Yeah, it’s incredible.

MINISTER PORTER:

It’s very significant.

STUART BOCKING:

I mean, you’ve got 20 percent of taxpayers who are footing the bill for 80 per cent of the income tax rate – it shows you 20 per cent providing the bulk of the money for that huge welfare bill that you talk about. The reason I ask about the aged pension is because we’ve got this ongoing debate about tax around superannuation and everything else, it seems to me the best thing that we can do is try and ensure that the nest eggs of individuals, particularly middle income earners, are as large as they can be upon retirement to hopefully reduce their reliance on either a full pension or a part pension. What does the modelling show us – at what point are we going to start to see some of the benefits of these tax concessions we have provided along the way in terms of more and more people being more self sufficient in their retirement?

MINISTER PORTER:

Well, it is a very good point. So, I would relate it back to the policy measure that we took at the last budget, which was to change the rules around the liquid asset test on the pension which in effect required a range of people who were previously receiving part pensions to look at their own asset base outside, of course, of their family home. And that is a method that we have used to slow down the growth in the age pension but it is a difficult and challenging decision to make. But what it says is that wealthier pensioners who of course, may have owned their own home which can be of unlimited value in terms of the asset test, are going to now find themselves having to look at drawing down in a modest way their own liquid assets which might be in superannuation or other assets. Because of course, superannuation and other liquid assets that people develop during the course of their working life aren’t for the purposes necessary of estate planning and handing on…

STUART BOCKING:

No. That’s right they are to be spent…

MINISTER PORTER:

Indeed.

STUART BOCKING:

(inaudible)…for the provision of their living. Tell me, we have seen figures before – Scott Morrison when he was the Minister prior to you, he has produced the figures. What can we do about it because we saw efforts in that first budget went down very poorly the moment you talk about trying to remove some of these family tax benefits, there are squeals from ACOSS, interest groups, you name it.
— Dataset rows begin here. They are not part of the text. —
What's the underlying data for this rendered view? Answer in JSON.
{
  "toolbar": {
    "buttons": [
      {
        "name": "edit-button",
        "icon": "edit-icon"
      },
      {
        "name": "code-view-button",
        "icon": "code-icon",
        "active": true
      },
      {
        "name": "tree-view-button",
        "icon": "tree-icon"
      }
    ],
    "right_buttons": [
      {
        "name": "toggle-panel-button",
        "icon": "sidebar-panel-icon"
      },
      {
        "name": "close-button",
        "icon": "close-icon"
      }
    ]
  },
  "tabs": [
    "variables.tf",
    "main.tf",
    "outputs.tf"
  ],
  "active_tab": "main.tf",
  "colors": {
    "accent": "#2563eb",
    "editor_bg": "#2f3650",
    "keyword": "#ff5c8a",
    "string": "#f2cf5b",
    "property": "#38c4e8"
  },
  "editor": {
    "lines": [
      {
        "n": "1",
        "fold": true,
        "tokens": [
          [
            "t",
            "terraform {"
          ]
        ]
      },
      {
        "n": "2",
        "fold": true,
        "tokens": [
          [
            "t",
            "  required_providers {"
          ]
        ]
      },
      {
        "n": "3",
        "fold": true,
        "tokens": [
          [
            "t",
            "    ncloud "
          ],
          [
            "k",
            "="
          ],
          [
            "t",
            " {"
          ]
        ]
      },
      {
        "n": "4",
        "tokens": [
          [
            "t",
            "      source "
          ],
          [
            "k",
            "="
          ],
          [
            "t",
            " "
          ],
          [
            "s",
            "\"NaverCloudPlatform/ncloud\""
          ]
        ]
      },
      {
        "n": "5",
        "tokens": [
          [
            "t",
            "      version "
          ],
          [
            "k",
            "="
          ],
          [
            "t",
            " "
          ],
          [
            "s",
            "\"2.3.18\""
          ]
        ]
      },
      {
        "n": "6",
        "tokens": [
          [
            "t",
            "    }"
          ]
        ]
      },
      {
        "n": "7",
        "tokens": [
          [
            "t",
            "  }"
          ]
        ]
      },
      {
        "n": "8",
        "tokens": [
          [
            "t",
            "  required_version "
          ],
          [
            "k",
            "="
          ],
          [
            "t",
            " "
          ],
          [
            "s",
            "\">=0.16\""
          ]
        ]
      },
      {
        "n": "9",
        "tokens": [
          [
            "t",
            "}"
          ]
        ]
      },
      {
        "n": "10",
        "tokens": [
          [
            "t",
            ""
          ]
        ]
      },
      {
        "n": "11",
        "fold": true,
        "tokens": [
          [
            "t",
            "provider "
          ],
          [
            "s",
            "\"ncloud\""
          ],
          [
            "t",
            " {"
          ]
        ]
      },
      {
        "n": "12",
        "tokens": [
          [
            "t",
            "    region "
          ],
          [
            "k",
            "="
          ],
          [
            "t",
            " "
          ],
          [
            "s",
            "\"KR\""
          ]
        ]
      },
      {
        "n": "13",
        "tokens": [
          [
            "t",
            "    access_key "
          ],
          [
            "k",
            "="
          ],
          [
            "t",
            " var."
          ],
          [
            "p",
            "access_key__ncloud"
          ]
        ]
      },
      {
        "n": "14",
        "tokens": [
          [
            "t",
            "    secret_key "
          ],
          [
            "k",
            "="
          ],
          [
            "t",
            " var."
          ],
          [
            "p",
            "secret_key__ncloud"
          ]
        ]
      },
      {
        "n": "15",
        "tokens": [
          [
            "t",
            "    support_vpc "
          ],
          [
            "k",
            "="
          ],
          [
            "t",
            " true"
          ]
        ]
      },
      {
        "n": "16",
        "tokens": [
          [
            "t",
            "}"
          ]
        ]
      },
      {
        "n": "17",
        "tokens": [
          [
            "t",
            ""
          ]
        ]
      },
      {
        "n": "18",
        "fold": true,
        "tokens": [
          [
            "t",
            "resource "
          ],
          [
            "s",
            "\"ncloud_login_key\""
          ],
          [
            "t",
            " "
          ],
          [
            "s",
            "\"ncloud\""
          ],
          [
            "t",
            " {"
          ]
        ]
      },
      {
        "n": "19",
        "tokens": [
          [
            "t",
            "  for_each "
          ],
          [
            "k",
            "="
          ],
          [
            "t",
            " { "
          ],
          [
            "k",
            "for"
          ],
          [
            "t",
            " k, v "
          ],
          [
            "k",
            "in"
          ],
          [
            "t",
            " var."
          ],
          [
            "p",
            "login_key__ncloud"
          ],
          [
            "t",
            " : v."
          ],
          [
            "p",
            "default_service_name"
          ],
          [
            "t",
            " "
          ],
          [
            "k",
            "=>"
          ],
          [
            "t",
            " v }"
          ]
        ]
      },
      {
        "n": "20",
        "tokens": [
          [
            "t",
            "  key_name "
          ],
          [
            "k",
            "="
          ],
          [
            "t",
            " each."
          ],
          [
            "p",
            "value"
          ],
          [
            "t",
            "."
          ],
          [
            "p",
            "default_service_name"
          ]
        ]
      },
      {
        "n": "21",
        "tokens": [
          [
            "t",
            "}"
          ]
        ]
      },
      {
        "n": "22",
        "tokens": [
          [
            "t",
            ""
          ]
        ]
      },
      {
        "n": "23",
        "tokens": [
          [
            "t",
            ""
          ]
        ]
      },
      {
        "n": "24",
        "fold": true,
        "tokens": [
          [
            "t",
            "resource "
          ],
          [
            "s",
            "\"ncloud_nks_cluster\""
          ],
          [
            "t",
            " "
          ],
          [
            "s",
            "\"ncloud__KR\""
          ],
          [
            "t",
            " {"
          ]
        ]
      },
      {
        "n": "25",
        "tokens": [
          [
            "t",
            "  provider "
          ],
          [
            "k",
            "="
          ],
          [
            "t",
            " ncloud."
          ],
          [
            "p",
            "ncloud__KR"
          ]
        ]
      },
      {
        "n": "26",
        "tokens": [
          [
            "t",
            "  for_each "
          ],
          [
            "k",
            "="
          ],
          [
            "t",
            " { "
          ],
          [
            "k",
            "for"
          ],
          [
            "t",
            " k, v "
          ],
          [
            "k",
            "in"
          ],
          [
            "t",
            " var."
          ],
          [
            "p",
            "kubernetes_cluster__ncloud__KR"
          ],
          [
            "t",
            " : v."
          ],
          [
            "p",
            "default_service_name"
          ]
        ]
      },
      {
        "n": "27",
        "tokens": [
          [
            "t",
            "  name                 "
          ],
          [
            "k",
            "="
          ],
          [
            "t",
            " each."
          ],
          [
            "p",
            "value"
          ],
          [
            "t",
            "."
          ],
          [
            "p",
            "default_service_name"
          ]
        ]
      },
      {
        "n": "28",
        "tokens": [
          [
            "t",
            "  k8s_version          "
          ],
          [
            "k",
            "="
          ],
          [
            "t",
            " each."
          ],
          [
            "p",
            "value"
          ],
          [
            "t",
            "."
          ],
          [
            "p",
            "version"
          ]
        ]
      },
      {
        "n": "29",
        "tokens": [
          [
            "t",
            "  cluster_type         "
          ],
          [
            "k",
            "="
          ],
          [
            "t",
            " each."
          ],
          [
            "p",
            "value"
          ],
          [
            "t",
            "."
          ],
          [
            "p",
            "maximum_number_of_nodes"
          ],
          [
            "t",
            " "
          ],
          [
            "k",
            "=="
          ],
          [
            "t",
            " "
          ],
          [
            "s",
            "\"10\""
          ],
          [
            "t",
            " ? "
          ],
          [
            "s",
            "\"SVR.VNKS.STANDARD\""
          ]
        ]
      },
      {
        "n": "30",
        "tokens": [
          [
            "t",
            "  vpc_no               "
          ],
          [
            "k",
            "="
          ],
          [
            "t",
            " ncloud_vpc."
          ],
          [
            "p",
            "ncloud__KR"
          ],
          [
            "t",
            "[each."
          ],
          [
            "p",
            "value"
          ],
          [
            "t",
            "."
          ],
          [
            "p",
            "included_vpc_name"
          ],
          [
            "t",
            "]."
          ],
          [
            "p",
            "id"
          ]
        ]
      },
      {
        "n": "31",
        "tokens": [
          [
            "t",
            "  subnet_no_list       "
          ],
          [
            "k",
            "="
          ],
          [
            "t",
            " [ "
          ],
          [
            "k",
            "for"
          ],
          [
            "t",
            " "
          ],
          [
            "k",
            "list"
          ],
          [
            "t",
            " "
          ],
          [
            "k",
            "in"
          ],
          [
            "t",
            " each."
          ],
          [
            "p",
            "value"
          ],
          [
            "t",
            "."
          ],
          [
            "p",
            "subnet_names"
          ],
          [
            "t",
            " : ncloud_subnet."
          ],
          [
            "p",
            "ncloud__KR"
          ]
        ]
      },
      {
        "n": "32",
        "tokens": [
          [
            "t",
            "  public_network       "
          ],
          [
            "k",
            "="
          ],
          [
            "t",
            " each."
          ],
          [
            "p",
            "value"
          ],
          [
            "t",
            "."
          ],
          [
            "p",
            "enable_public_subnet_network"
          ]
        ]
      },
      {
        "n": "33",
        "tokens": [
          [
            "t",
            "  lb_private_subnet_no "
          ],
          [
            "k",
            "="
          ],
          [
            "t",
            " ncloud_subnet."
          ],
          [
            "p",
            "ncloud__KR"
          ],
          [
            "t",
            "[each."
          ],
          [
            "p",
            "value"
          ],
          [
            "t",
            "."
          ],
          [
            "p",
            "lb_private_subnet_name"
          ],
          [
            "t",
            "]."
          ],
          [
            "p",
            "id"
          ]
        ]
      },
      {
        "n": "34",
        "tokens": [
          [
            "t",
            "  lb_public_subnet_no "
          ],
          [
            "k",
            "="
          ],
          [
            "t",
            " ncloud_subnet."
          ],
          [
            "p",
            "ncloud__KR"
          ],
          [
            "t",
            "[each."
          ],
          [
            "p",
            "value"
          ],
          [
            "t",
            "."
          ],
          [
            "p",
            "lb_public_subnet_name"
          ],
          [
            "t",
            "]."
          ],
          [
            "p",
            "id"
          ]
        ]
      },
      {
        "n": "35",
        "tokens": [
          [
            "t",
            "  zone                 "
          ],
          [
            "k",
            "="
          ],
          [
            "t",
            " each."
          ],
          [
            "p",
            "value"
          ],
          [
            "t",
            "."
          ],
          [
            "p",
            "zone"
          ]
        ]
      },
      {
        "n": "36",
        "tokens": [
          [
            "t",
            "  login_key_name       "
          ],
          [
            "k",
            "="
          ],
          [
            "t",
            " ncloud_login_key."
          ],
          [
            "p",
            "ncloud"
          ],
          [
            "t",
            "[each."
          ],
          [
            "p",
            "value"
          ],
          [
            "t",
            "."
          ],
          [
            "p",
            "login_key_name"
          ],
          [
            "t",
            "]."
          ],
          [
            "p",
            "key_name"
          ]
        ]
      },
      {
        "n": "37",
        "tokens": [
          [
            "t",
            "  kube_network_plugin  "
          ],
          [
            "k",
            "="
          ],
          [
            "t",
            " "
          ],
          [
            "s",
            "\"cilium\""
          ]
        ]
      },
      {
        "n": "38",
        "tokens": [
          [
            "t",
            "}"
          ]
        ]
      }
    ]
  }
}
It’s a significant challenge to make inroads in any of these spending areas – how do you try and wean some people off the public teat?

MINISTER PORTER:

I think it’s very important, Stuart that we have conversations like the one that we are having because when, as is the case now, I am dealing in negotiations with the crossbench about expenditure restraint in the area of paid parental leave or in a four week wait for the dole or indeed in family tax benefits. I mean those expenditure restraint decisions have to be considered in context and the context is that the overall growth in welfare is at a level that absolutely requires any reasonable government to exercise some kind of expenditure restraint pertaining to growth. So, I think that the problem has to be understood and so when a solution is offered by a government it has to be considered in the context of the problem. What often, when it happens, is that expenditure restraint policy is devised, it is difficult to garner support amongst the crossbench because in isolation expenditure restraint is not always the most popular thing to be able to do.

STUART BOCKING:

Well, this is the difficulty, I mean. We saw one of the key platforms that I think Tony Abbott and Joe Hockey were elected on was the whole debt and deficit but the moment they tried to tackle some of these areas, notwithstanding some people felt blindsided, lied to by some of the approaches taken. People suddenly figure ‘I am all for fixing the debt and deficit as long as it doesn’t affect me’.

MINISTER PORTER:

Well, correct, but I think we probably adjusted our position a bit since the 14/15 Budget. So, if I use the example of family tax benefits, the first iteration of that policy designed to restrain expenditure growth had a very large savings attached to it. We’ve come back with Plan B on that and the savings attached to that are around about $4.7 billion. We are willing to reinvest $3.5 billion of that money into sweeping reforms for child care, some of the extra savings will of course contribute to that path back to surplus…

STUART BOCKING:

Look, I tell you what, I don’t want to be rude, we’ve got our news coming up. Now I would be happy to discuss this further after the news or if we can organise another time so I will just put you back to our switch, but we have to take our 11 o’clock news and then we will try and make arrangements so that we can thrash it out in some more detail with the Minister, Christian Porter.